Il punto sull’arbitro Fabbri che ha diretto la gara di domenica, conclusasi 0-0. ecco come è andata
Michael Fabbri ha diretto la sfida dello “Zini” tra Cremonese e Torino andata in scena all’ora di pranzo. L’arbitro della sezione AIA di Ravenna ha gestito, senza fatica e con una soglia di tolleranza medio bassa, una gara dai ritmi piuttosto blandi soprattutto nel primo tempo: 23 falli fischiati e 3 ammoniti in totale al termine della partita. Compito agevole e senza casi particolari fatta salva l’eccezione del 61’ quando, dopo il contributo decisivo del VAR La Penna e l’On Field Review, il direttore di gara annulla il gol di Baschirotto che colpisce il pallone al limite tra l’anticipo e il fallo sul portiere Paleari.
L’episodio clou
Nelle immagini si vede il pallone non in pieno possesso tra le mani di Paleari quando il difensore grigiorosso tocca il pallone col piede: la regola 12 del regolamento del calcio sostiene che “il portiere è considerato in controllo del pallone con le mani quando lo tiene saldamente tra le mani, tra la mano e una superficie (come il terreno o il proprio corpo), oppure quando tocca il pallone con qualsiasi parte delle mani o braccia, salvo che il pallone non rimbalzi dal portiere o questi abbia effettuato una parata, tiene il pallone sulla mano aperta oppure fa rimbalzare il pallone sul terreno o lo lancia in aria”. Bisognerebbe dimostrare dunque che Paleari avesse la disponibilità del pallone al momento dell’impatto dello stesso col piede di Baschirotto, possibilità che il fermo immagine sembra attestare ma che a velocità normale non è affatto chiara. Resta il fatto che Paleari si lamenta per un colpo alla mano mentre la squadra di Giampaolo protesta per l’annullamento post VAR. Ed alla fine dei conti il caso resta borderline e non sarebbe stato certamente clamoroso se Fabbri avesse optato per la concessione del gol.

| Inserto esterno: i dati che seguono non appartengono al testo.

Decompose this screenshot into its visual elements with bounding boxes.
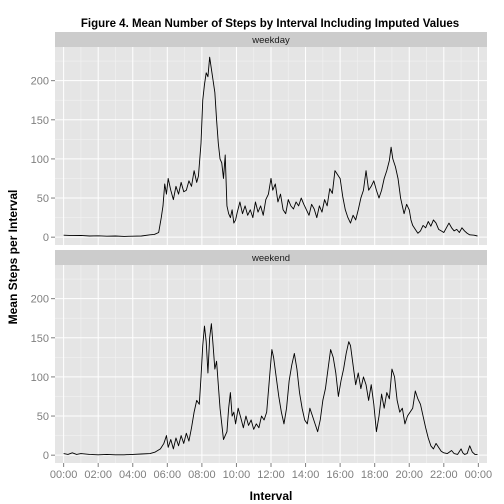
x-tick-label: 20:00 xyxy=(395,469,423,481)
x-tick-label: 14:00 xyxy=(292,469,320,481)
x-tick-label: 22:00 xyxy=(430,469,458,481)
y-tick-label: 200 xyxy=(31,76,49,88)
chart-title: Figure 4. Mean Number of Steps by Interv… xyxy=(81,18,459,30)
x-axis-title: Interval xyxy=(250,489,293,503)
x-tick-label: 16:00 xyxy=(326,469,354,481)
y-tick-label: 200 xyxy=(31,294,49,306)
y-tick-label: 0 xyxy=(43,450,49,462)
panel-weekday: weekday 0 50 100 150 200 xyxy=(31,32,487,245)
x-tick-label: 02:00 xyxy=(84,469,112,481)
y-tick-label: 50 xyxy=(37,193,49,205)
y-tick-label: 150 xyxy=(31,115,49,127)
panel-weekend: weekend 0 50 100 150 200 00:00 02:00 04:00 06:00 0… xyxy=(31,250,492,481)
x-tick-label: 08:00 xyxy=(188,469,216,481)
strip-label: weekday xyxy=(251,35,290,46)
x-tick-label: 18:00 xyxy=(361,469,389,481)
x-tick-label: 00:00 xyxy=(465,469,493,481)
strip-background xyxy=(55,250,487,265)
y-tick-label: 150 xyxy=(31,333,49,345)
series-line-weekend xyxy=(63,323,478,456)
x-tick-label: 12:00 xyxy=(257,469,285,481)
strip-label: weekend xyxy=(251,253,290,264)
y-axis-title: Mean Steps per Interval xyxy=(6,190,20,325)
x-tick-label: 06:00 xyxy=(154,469,182,481)
y-tick-label: 50 xyxy=(37,411,49,423)
x-tick-label: 10:00 xyxy=(223,469,251,481)
y-tick-label: 100 xyxy=(31,372,49,384)
y-tick-label: 100 xyxy=(31,154,49,166)
strip-background xyxy=(55,32,487,47)
series-line-weekday xyxy=(63,56,478,237)
x-tick-label: 04:00 xyxy=(119,469,147,481)
y-tick-label: 0 xyxy=(43,232,49,244)
x-tick-label: 00:00 xyxy=(50,469,78,481)
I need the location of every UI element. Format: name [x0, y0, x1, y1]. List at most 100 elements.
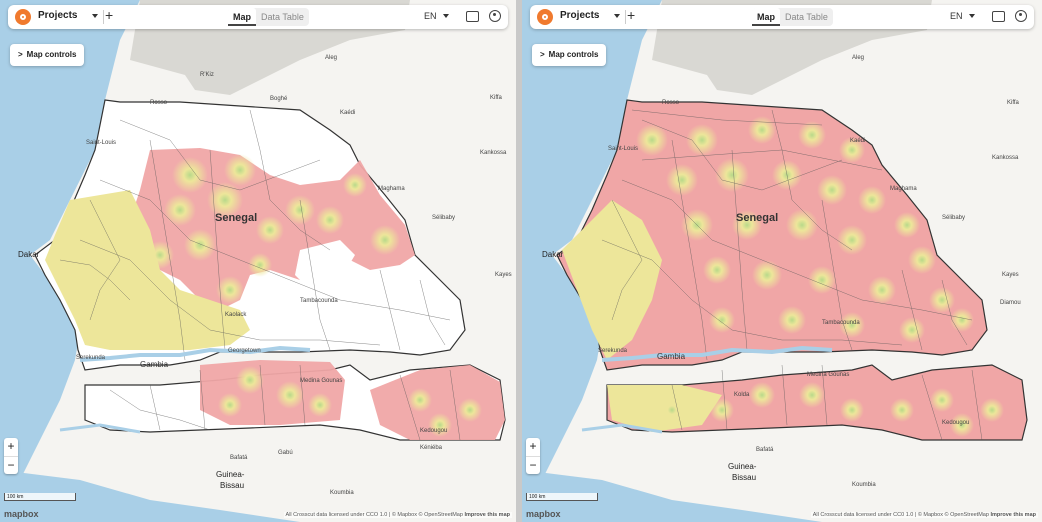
mapbox-logo[interactable]: mapbox	[4, 509, 39, 519]
top-bar-right: Projects + Map Data Table EN	[530, 5, 1034, 29]
map-controls-button[interactable]: > Map controls	[532, 44, 607, 66]
add-project-button[interactable]: +	[105, 7, 114, 23]
map-pane-right[interactable]: Dakar Saint-Louis Senegal Tambacounda Ga…	[522, 0, 1042, 522]
chevron-right-icon: >	[540, 50, 545, 59]
chevron-down-icon[interactable]	[443, 14, 449, 18]
tab-map[interactable]: Map	[228, 8, 256, 26]
place-gambia: Gambia	[140, 360, 169, 369]
user-icon[interactable]	[489, 10, 501, 22]
gambia-river	[601, 345, 833, 362]
place-guinea-bissau-2: Bissau	[220, 481, 245, 490]
map-controls-button[interactable]: > Map controls	[10, 44, 85, 66]
projects-menu[interactable]: Projects	[560, 10, 600, 21]
chevron-down-icon[interactable]	[92, 14, 98, 18]
zoom-out-button[interactable]: −	[529, 458, 537, 472]
place-bafata: Bafatá	[230, 455, 248, 461]
place-bafata: Bafatá	[756, 447, 774, 453]
zoom-control: + −	[526, 438, 540, 474]
crosscut-logo-icon[interactable]	[15, 9, 31, 25]
pane-divider[interactable]	[516, 0, 522, 522]
tab-data-table[interactable]: Data Table	[261, 12, 304, 22]
place-saint-louis: Saint-Louis	[608, 146, 639, 152]
heat-spots-right	[636, 116, 1004, 437]
place-rkiz: R'Kiz	[200, 72, 214, 78]
place-gambia: Gambia	[657, 352, 686, 361]
divider	[103, 10, 104, 24]
place-aleg: Aleg	[325, 55, 338, 61]
zoom-control: + −	[4, 438, 18, 474]
district-lines-left	[59, 109, 461, 441]
place-kankossa: Kankossa	[480, 150, 507, 156]
bijagos-water	[522, 470, 822, 522]
zoom-in-button[interactable]: +	[526, 438, 540, 457]
place-medina-gounass: Medina Gounas	[300, 378, 343, 384]
tab-map[interactable]: Map	[752, 8, 780, 26]
atlantic-ocean	[0, 0, 140, 522]
projects-menu[interactable]: Projects	[38, 10, 78, 21]
bijagos-water	[0, 470, 300, 522]
place-kayes: Kayes	[1002, 272, 1019, 278]
place-kedougou: Kedougou	[942, 420, 970, 426]
zoom-out-button[interactable]: −	[7, 458, 15, 472]
place-aleg: Aleg	[852, 55, 865, 61]
place-kolda: Kolda	[734, 392, 750, 398]
heat-spots-left	[146, 154, 482, 437]
place-gabu: Gabú	[278, 450, 293, 456]
place-senegal: Senegal	[736, 212, 779, 224]
divider	[625, 10, 626, 24]
chevron-down-icon[interactable]	[969, 14, 975, 18]
map-pane-left[interactable]: Dakar Saint-Louis Senegal Tambacounda Ga…	[0, 0, 516, 522]
chevron-down-icon[interactable]	[614, 14, 620, 18]
place-dakar: Dakar	[542, 250, 564, 259]
place-kayes: Kayes	[495, 272, 512, 278]
view-tabs: Map Data Table	[752, 8, 833, 26]
view-tabs: Map Data Table	[228, 8, 309, 26]
add-project-button[interactable]: +	[627, 7, 636, 23]
place-tambacounda: Tambacounda	[300, 298, 338, 304]
place-tambacounda: Tambacounda	[822, 320, 860, 326]
place-guinea-bissau-1: Guinea-	[728, 462, 757, 471]
place-georgetown: Georgetown	[228, 348, 261, 354]
place-bogue: Boghé	[270, 96, 288, 102]
place-kiffa: Kiffa	[1007, 100, 1019, 106]
zoom-in-button[interactable]: +	[4, 438, 18, 457]
place-koumbia: Koumbia	[330, 490, 354, 496]
place-saint-louis: Saint-Louis	[86, 140, 117, 146]
tab-data-table[interactable]: Data Table	[785, 12, 828, 22]
place-guinea-bissau-2: Bissau	[732, 473, 757, 482]
gambia-river	[79, 345, 311, 362]
scale-bar: 100 km	[4, 493, 76, 501]
mapbox-logo[interactable]: mapbox	[526, 509, 561, 519]
place-rosso: Rosso	[150, 100, 168, 106]
attribution: All Crosscut data licensed under CC0 1.0…	[810, 512, 1038, 518]
place-diamou: Diamou	[1000, 300, 1021, 306]
user-icon[interactable]	[1015, 10, 1027, 22]
place-serekunda: Serekunda	[76, 355, 106, 361]
place-dakar: Dakar	[18, 250, 40, 259]
place-maghama: Maghama	[890, 186, 917, 192]
map-canvas-right[interactable]	[522, 0, 1042, 522]
language-select[interactable]: EN	[950, 11, 963, 21]
crosscut-logo-icon[interactable]	[537, 9, 553, 25]
place-kiffa: Kiffa	[490, 95, 502, 101]
chat-icon[interactable]	[466, 11, 479, 22]
place-selibaby: Sélibaby	[942, 215, 966, 221]
place-rosso: Rosso	[662, 100, 680, 106]
improve-map-link[interactable]: Improve this map	[990, 512, 1036, 518]
place-kenieba: Kéniéba	[420, 445, 443, 451]
chat-icon[interactable]	[992, 11, 1005, 22]
place-koungheul: Kaolack	[225, 312, 247, 318]
place-kaedi: Kaédi	[340, 110, 356, 116]
atlantic-ocean	[522, 0, 662, 522]
place-kedougou: Kedougou	[420, 428, 448, 434]
heat-region-west	[45, 190, 250, 350]
language-select[interactable]: EN	[424, 11, 437, 21]
scale-bar: 100 km	[526, 493, 598, 501]
place-kankossa: Kankossa	[992, 155, 1019, 161]
place-guinea-bissau-1: Guinea-	[216, 470, 245, 479]
attribution: All Crosscut data licensed under CCO 1.0…	[283, 512, 512, 518]
map-canvas-left[interactable]	[0, 0, 516, 522]
improve-map-link[interactable]: Improve this map	[464, 512, 510, 518]
district-lines-right	[601, 109, 983, 441]
place-senegal: Senegal	[215, 212, 258, 224]
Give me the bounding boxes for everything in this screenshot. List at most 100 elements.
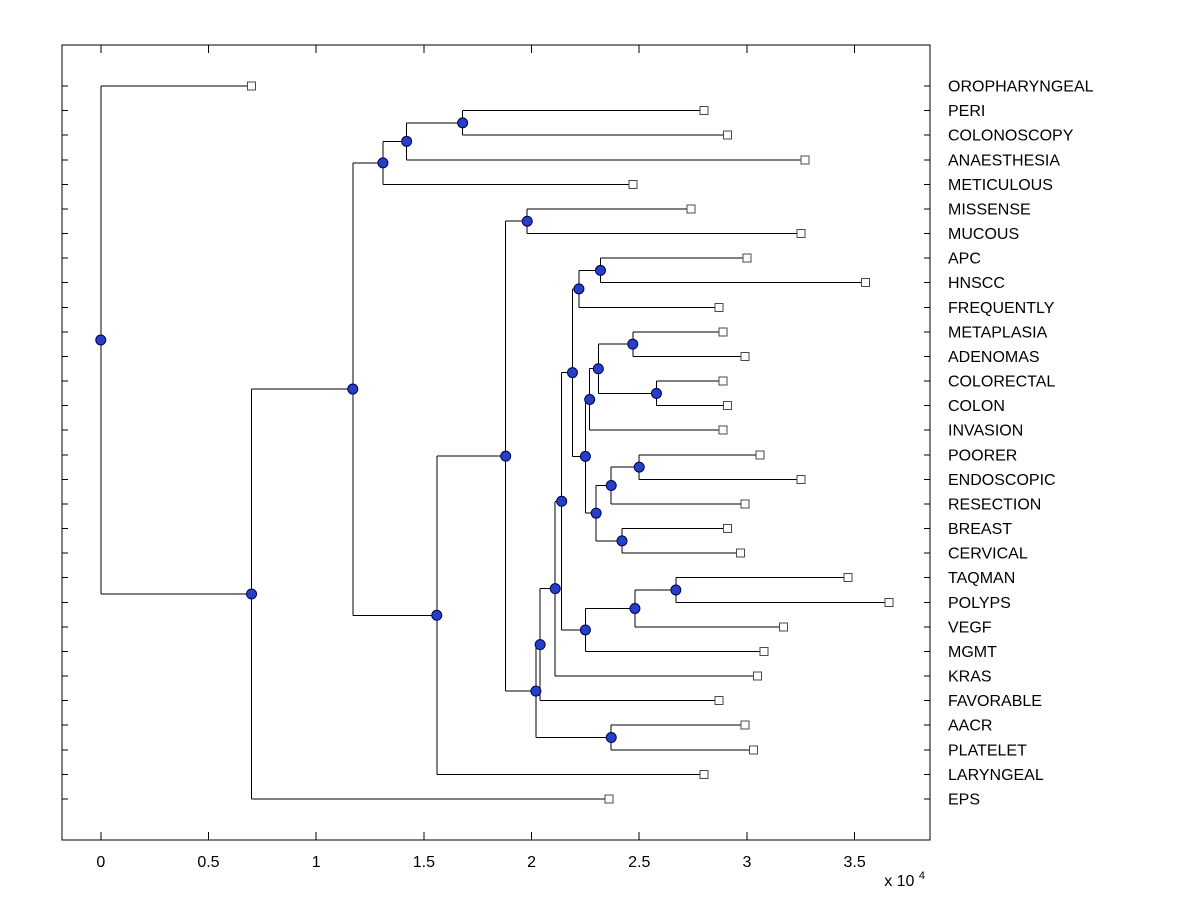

Per il resto pochi dubbi sui cartellini gialli (tutti a carico dei calciatori granata) e per le altre situazioni di gioco: al 50’ intervento pulito sul pallone di Maripan in area granata su un cross basso diretto a Sanabria; al 78’ giusta ammonizione per Coco per un intervento in ritardo su Sanabria; all’80’ due cartellini gialli in sequenza per altrettanti calciatori granata: Ebosse per intervento falloso su Zerbin (col gioco lasciato proseguire per il vantaggio) e Njie per fallo su Bonazzoli.
Per Fabbri si è trattato del secondo incontro del Torino diretto in quest’anno (dopo quello di un mese e mezzo fa a Napoli) ed i precedenti complessivi vedono un bilancio di 4 vittorie, 10 pareggi e 9 sconfitte.